Thursday, December 14, 2017

Premium growth defies weak economies

Global insurance premiums increased by 3.1% in real terms during 2016, a fairly solid outcome in an environment of moderate global economic growth, Swiss Re Institute’s latest Sigma report says.

The advanced economies were the main drag on global premiums compared to 2015, but growth in many emerging markets, excluding China, slowed also.

Global life premium growth slowed to 2.5% in 2016 from 4.4% in 2015 as advanced market premiums contracted, while life premiums in the emerging regions together grew by more than double the long-term average.

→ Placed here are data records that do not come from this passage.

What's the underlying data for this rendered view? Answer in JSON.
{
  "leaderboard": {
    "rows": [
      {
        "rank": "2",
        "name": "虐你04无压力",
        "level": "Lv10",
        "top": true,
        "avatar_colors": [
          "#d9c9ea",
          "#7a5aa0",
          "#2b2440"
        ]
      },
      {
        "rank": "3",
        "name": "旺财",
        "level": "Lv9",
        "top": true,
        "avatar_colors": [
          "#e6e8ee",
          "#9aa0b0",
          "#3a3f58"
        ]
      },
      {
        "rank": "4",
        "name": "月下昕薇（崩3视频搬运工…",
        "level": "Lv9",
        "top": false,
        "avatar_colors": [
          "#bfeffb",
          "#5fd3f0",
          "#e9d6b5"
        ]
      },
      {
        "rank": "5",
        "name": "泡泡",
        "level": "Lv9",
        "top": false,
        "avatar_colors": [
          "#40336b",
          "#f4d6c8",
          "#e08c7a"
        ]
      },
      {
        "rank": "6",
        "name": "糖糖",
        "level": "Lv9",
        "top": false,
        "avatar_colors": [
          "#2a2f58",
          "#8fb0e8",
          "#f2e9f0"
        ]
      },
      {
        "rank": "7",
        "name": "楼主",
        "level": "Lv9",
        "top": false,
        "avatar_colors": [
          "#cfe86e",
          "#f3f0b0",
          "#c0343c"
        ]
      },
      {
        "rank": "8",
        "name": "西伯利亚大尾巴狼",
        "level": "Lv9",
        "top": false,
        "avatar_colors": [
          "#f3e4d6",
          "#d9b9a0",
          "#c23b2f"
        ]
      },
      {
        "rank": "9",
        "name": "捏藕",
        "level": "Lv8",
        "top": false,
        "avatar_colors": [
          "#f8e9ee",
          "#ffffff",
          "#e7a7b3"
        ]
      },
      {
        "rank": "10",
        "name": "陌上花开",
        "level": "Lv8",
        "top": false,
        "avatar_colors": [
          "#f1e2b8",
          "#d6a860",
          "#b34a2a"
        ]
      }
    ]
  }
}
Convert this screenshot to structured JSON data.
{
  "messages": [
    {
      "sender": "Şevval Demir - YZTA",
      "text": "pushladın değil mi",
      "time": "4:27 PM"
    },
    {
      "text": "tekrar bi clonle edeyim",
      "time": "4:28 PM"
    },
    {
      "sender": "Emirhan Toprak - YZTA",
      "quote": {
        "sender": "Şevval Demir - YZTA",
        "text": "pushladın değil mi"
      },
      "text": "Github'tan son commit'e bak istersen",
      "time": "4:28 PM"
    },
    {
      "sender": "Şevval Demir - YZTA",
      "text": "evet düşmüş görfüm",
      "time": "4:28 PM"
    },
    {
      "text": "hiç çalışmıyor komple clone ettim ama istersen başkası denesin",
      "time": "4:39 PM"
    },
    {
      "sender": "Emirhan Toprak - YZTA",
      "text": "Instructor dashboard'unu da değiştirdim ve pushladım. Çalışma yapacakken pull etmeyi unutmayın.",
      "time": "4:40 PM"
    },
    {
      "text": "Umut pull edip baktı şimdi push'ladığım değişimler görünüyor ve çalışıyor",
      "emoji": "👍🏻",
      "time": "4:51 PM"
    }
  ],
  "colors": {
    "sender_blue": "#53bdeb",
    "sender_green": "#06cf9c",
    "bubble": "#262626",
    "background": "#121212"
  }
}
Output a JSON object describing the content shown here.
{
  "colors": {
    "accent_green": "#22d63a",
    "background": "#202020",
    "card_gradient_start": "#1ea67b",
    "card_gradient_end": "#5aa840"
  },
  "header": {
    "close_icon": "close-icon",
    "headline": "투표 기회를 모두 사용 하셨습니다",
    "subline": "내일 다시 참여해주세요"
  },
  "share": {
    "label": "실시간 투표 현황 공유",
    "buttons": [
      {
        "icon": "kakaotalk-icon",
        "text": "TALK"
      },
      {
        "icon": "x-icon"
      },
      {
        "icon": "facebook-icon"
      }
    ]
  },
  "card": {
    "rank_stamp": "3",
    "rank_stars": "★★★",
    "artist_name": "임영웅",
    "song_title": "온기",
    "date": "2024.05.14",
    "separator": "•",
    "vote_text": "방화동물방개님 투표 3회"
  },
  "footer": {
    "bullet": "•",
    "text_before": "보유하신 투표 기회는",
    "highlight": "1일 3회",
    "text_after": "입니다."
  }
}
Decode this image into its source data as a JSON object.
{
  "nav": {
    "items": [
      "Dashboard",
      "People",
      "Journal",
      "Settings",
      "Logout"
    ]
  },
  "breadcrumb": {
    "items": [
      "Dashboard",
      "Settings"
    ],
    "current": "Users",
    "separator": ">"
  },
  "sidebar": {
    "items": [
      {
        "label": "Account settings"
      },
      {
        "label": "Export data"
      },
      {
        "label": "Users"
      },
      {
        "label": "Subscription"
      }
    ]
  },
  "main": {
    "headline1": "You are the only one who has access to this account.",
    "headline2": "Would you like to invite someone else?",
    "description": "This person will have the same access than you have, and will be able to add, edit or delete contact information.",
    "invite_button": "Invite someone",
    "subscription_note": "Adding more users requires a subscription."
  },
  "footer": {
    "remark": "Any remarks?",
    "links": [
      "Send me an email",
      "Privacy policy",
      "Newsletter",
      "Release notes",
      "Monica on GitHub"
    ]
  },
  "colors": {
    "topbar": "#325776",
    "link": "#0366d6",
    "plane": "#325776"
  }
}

On the non-life side, global premiums grew 3.7% in 2016, reflecting relatively solid expansion among the emerging countries and another exceptional performance in China.

The emerging markets will likely fuel improvement in life premiums in the coming years, with China and India being the main growth drivers.

Non-life premium growth is expected to remain moderate, with stronger economic activity in the advanced markets supporting momentum.

Total direct insurance premiums written grew by 3.1% in real terms in 2016, down from 4.3% growth in 2015.

The increase in 2016 came despite global economic growth — a key driver of insurance demand — of just 2.5%.

In nominal dollar terms, global insurance premiums were up 2.9%. Nominal growth was lower than real due to currency depreciations, particularly in the UK and some emerging countries.